On the final day of AUA2019, five experts reviewed treatment options for elderly men with severe urethral stricture disease.
Moderator Jessica DeLong, MD, assistant professor at Eastern Virginia Medical School, presented case studies of two men in their 80s with urethral stricture disease. The first was an 82-year-old with mild dementia and heart disease on anticoagulation medication with a 3 cm proximal bulbar urethral stricture. He had undergone transurethral resection of the prostate and two failed direct vision internal urethrotomies (DVIUs). The second patient was an 85-year-old hypertensive diabetic with a partially buried penis and a long anterior stricture from the meatus to the proximal bulb.
Tomas L. Griebling, MD, MPH, the John P. Wolf 33rd Degree Masonic Distinguished Professor of Urology at the University of Kansas School of Medicine, argued for suprapubic catheters for both patients.
“The first patient does have moderate comorbidity and dementia so this procedure can be done under local sedation, which will decrease his risk for cognitive decline,” Dr. Griebling said. “The second patient has more extensive comorbidity and also has a history of stones and a long urethral stricture. This will get access to his bladder in the future.”
Suprapubic catheters have some challenges, he noted, including the risk of bacterial colonization, mechanical issues, sequelae, structural injury and, in rare cases, vesicocutaneous fistula.
“However, it provides an increased level of independence and improved functional status. For many, it can be considered a palliative option, and by that I don’t mean sort of giving up, but rather as a form of therapy that really meets the patient’s goals and objectives,” Dr. Griebling said.
Sean P. Elliott, MD, MS, noted that many urologists favor endoscopic management for older patients.
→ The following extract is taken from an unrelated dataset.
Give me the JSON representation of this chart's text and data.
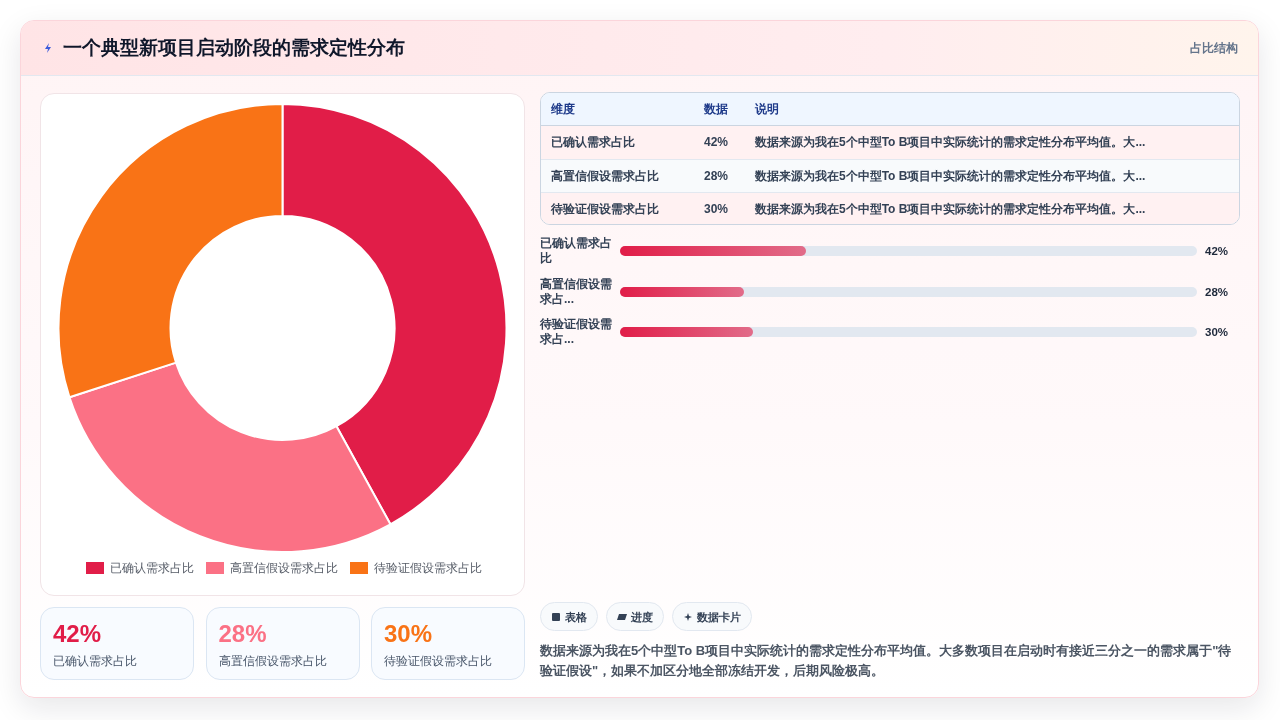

“It’s easy to look at our national datasets and realize right away that most of the people in this room would prefer urethral dilation or other endoscopic management like DVIU for this type of a stricture,” said Dr. Elliot, the Cloverfields Professor, Vice Chair of Urology and Director of Reconstructive Urology at the University of Minnesota.
He noted that self-dilation after a DVIU can delay recurrence of the urethral stricture, but it’s not a cure. For the first patient with dementia, Dr. Elliott said self-dilation may not be optimal.
“He may be more suitable for in-office dilation. On the other hand, he’s older and he has a shorter stricture, so he may tolerate self-dilation better,” he said.
Dr. Elliott favored dilation for the second patient, who he said looks to have metabolic syndrome and is at high risk for recurrence.
Boyd R. Viers, MD, a urologist specializing in genitourinary reconstruction in the Department of Urology at the Mayo Clinic, discussed the benefits of perineal urethrostomy, including consistently high success rates in older patients, and those with longer strictures, failed prior urethroplasty and lichen sclerosus.
“Overall we’re seeing an increase in perineal urethrostomy utilization tenfold over 10 years in these patients with advanced urethral stricture disease, and it’s more likely to be in the elderly patients,” said Dr. Viers, adding that there’s also a maintenance of sexual function and better quality of life following perineal urethrostomy.
Joshua A. Broghammer, MD, FACS, associate professor of Urology at the University of Kansas Medical Center, discussed another treatment option, urethroplasty, although he said he would not advocate its use in every patient.
“I tend to tell my residents, ‘It’s not the age of the car, it’s the miles on the vehicle,’” said Dr. Broghammer, noting that it’s important to assess the overall health of each patient before deciding on a treatment approach. In the two cases considered in the session, he said health concerns such as dementia and other comorbidities were a serious consideration.
“We can all agree that urethroplasty is the gold standard in terms of long-term success rates. Looking at our first case, this is a 3 cm stricture. I think there’s a reasonable opportunity for cure and potentially doing that in a single operation,” Dr. Broghammer said.
“The second patient is more challenging because he’s older, has more comorbidities, exhibits a buried penis and may have lichen sclerosus. This is a difficult repair,” he said. “His risk factors are higher for serious complications, so I probably would not offer urethroplasty in this case.”